Aggodägadä, der sich so plötzlich seiner einzigen Freude beraubt sah, schwor bei allen Vögeln des Waldes, seine Tochter wieder zu holen, es möge gehen, wie es wolle. Das Wasser, durch das ihr Entführer mit ihr geschwommen war, hatte sich glücklicherweise mit einer Eisdecke bedeckt, so daß Aggodägadä keinen Umweg zu machen brauchte. Zahlreiche abgerissene Zweige und Blätter zeigten ihm den rechten Weg, und schon am Abend desselben Tages stand er vor der Hütte des Büffelchiefs.

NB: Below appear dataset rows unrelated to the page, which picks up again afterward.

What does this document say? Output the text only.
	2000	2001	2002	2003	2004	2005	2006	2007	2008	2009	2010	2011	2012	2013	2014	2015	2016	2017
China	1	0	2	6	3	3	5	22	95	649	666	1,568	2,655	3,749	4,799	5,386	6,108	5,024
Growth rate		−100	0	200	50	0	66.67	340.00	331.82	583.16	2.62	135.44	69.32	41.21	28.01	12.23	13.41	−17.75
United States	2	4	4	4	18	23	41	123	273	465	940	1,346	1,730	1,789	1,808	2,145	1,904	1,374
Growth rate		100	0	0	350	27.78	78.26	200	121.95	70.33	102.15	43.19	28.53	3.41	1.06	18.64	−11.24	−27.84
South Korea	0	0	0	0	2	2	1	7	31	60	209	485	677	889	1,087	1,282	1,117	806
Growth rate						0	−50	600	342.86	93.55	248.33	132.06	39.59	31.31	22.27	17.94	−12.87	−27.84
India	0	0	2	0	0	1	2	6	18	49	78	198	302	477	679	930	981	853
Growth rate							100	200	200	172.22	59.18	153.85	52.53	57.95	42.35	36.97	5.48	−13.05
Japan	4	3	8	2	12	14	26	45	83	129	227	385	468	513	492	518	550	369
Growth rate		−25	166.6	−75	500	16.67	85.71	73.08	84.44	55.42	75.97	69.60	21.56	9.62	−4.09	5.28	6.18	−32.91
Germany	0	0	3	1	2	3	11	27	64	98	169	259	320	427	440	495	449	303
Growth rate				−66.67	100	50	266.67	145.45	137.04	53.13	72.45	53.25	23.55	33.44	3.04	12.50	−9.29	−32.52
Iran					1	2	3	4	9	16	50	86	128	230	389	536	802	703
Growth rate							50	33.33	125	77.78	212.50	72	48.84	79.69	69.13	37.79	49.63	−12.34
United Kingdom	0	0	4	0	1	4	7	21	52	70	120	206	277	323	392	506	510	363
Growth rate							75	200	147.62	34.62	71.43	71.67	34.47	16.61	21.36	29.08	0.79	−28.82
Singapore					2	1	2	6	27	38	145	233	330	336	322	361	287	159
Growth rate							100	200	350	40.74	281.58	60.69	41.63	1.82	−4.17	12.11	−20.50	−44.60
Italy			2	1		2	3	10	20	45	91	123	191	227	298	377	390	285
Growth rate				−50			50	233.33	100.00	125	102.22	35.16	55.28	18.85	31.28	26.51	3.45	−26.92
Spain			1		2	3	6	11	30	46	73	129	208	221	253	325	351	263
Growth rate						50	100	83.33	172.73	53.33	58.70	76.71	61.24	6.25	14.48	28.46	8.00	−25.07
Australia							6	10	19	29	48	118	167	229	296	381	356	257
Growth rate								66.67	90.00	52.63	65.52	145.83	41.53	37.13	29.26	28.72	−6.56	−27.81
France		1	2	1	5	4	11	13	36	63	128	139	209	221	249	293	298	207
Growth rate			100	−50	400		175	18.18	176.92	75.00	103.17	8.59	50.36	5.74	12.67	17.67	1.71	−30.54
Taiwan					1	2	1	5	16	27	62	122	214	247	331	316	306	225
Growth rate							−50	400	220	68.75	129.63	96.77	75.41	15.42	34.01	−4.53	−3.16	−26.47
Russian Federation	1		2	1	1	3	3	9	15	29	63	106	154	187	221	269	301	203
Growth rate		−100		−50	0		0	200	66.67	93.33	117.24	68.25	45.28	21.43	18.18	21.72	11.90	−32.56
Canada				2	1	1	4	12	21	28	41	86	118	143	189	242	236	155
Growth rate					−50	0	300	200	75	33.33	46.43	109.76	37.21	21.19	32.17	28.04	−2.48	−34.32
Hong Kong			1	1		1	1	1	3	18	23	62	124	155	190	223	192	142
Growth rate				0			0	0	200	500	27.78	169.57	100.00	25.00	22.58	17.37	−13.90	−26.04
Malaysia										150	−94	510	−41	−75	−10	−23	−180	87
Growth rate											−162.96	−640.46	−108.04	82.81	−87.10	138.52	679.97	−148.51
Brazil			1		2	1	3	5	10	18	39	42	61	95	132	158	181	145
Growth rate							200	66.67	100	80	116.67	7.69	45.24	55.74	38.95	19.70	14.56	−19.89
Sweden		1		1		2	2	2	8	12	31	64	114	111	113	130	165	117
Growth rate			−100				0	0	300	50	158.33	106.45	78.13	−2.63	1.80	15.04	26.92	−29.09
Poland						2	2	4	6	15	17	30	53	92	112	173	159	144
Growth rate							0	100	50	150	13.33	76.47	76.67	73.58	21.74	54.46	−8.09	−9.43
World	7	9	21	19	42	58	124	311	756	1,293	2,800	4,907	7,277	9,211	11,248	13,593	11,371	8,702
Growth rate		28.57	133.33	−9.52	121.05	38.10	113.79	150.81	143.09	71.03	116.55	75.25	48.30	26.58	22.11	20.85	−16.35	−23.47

Seine Tochter bemerkte ihn gleich und bat ihren Gemahl um ein Gefäß, damit sie sich etwas Wasser holen könne. Als er darauf vergebens auf ihre Rückkehr wartete, sammelte er alle seine Büffel um sich, um die Entflohene zu verfolgen; aber es hatten sich auch inzwischen ein halbes Hundert tüchtiger Jäger zu Aggodägadä gesellt, die die Büffel haufenweise niederschossen.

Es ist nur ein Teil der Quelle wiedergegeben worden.